An alternative approach involves a discussion of the distribution of receptor sites: nucleus vestibularis H1 M, area postrema (chemoreceptor trigger zone) 5-HT3 D2 M1 H1, nucleus tractus solitarius 5-HT3 D2 M H2 and then discuss which drugs act where. This material has  also been previously covered in the viva examination and knowledge of both drug properties and receptor distribution is often required. 
Few answers detailed relative activity at various receptors types – “+” scale illustrated above would be sufficient to convey an understanding to the examiners.

Discussion

It feels important to convey an understanding to the readers that "GABA" is the  agreed-upon conventional abbreviation of γ-aminobutyric acid, whereas "GABBA" is an iconic cricket stadium in Brisbane. Beyond spelling weirdness ("scopalamine"?), this table is outrageously inaccurate. For example, granisetron is definitely not a "++++" histamine receptor blocker. Moreover it is not clear what exactly "+" means here; does it reflect receptor affinity, or an agonist effect? It can't possibly be agonist effect, because "scopolamine" is definitely not a "++++" muscarinic agonist, except then what do we make of the "-" signs?

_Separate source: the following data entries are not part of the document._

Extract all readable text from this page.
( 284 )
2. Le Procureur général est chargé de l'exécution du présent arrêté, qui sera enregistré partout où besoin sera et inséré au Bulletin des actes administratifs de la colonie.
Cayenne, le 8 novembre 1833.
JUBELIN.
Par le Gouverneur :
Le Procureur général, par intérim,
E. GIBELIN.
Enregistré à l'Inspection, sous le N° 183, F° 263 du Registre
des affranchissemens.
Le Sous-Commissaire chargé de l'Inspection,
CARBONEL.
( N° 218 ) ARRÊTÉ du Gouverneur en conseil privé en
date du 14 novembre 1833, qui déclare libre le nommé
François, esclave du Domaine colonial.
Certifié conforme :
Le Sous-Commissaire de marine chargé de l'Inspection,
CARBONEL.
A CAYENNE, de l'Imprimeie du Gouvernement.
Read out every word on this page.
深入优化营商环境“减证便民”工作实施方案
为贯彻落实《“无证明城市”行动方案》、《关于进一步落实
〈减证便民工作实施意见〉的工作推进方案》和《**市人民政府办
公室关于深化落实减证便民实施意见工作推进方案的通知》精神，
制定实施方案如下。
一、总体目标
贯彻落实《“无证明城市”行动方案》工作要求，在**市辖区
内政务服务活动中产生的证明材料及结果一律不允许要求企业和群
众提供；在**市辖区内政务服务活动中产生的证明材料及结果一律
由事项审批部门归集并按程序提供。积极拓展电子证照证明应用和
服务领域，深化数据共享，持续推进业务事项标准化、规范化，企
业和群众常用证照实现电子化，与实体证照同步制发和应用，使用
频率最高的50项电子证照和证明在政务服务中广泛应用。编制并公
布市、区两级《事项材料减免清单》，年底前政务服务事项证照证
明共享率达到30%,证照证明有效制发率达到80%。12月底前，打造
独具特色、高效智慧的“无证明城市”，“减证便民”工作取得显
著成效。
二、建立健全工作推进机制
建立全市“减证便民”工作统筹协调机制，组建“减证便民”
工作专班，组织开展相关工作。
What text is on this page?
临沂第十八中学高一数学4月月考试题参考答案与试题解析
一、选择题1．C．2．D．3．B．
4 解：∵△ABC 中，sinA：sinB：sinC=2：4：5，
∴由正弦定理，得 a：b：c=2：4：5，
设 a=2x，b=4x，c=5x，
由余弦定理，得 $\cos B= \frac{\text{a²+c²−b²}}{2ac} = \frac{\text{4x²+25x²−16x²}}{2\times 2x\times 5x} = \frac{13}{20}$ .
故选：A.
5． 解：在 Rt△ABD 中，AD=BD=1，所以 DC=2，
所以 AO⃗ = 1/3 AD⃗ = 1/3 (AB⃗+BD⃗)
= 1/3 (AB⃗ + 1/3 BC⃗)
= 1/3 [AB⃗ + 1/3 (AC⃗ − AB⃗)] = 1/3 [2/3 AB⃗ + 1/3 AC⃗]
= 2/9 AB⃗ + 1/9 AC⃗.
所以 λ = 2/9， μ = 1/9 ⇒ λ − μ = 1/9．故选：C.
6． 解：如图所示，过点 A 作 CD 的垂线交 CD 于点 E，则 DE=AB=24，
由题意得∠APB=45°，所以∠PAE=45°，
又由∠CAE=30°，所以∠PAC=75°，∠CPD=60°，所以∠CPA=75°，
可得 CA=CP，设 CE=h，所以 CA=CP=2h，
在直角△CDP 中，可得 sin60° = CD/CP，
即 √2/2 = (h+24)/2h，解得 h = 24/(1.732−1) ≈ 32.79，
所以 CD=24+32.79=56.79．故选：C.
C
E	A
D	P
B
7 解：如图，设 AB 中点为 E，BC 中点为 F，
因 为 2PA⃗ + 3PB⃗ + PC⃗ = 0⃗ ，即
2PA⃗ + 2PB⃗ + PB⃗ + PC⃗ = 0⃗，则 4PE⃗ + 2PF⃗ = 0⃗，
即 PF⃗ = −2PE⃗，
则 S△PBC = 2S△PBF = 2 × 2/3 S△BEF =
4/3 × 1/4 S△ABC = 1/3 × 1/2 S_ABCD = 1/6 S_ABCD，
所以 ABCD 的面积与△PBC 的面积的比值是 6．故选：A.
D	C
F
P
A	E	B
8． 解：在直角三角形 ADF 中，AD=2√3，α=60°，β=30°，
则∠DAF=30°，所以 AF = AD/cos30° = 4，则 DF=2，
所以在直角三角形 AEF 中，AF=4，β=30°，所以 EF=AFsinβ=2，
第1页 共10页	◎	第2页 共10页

Here is a better, slightly more scientific table from Tomassino (2012), in case anybody still insists on using this system. It is sufficiently similar to all other such tables, in the sense that they are all different, and none of the source material for their data is referenced. At least this one explains what "-" means. 

An alternative classification could instead concentrate on the specific receptor effects, for example:

• Dopamine (D2) antagonists:
  • Phenothiazines (promethazine), which also have potent activity against muscarinic, H1, 5-HT₃ and dopamine receptors
  • Butyrophenones (droperidol), which have slightly less potent anticholinergic and antihistamine effects 
  • Benzamides (metoclopramide), which have a prokinetic effect related to indirect cholinergic activity
• Anticholinergic (antimuscarinic): 
  • Hyoscine, atropine (purely antimuscarinic)
  • Phenothiazines and butyrophenones also have strong antimuscarinic effect
• 5-HT₃ antagonists: 
  • ondansetron and granisetron are pure, high-affinity 5-HT₃ antagonists
  • Phenothiazines and butyrophenones also have strong 5-HT₃ antagonist effects
• Antihistamines: 
  • Cyclizine and prochlorperazine have mainly anti-H1 effects
  • Most centrally acting H1 antagonists also have potent antimuscarinic activity
• NK-1 antagonists: 
  • aprepitant 
• Many miscellaneous agents:
  • dexamethasone
  • propofol
  • cannabinoids
  • benzodiazepines
  • pyridoxine (Vit B6)

Lyons, Samantha, and Ben Ballisat. "Antiemetic drugs: pharmacology and an
overview of their clinical use" Update in Anaesthesia 31 (2016).

Flake, Zachary A., Robert Scalley, and Austin G. Bailey. "Practical selection of antiemetics." American family physician 69.5 (2004): 1169-1174.

Sanger, Gareth J., and Paul LR Andrews. "A history of drug discovery for treatment of nausea and vomiting and the implications for future research." Frontiers in pharmacology 9 (2018): 913.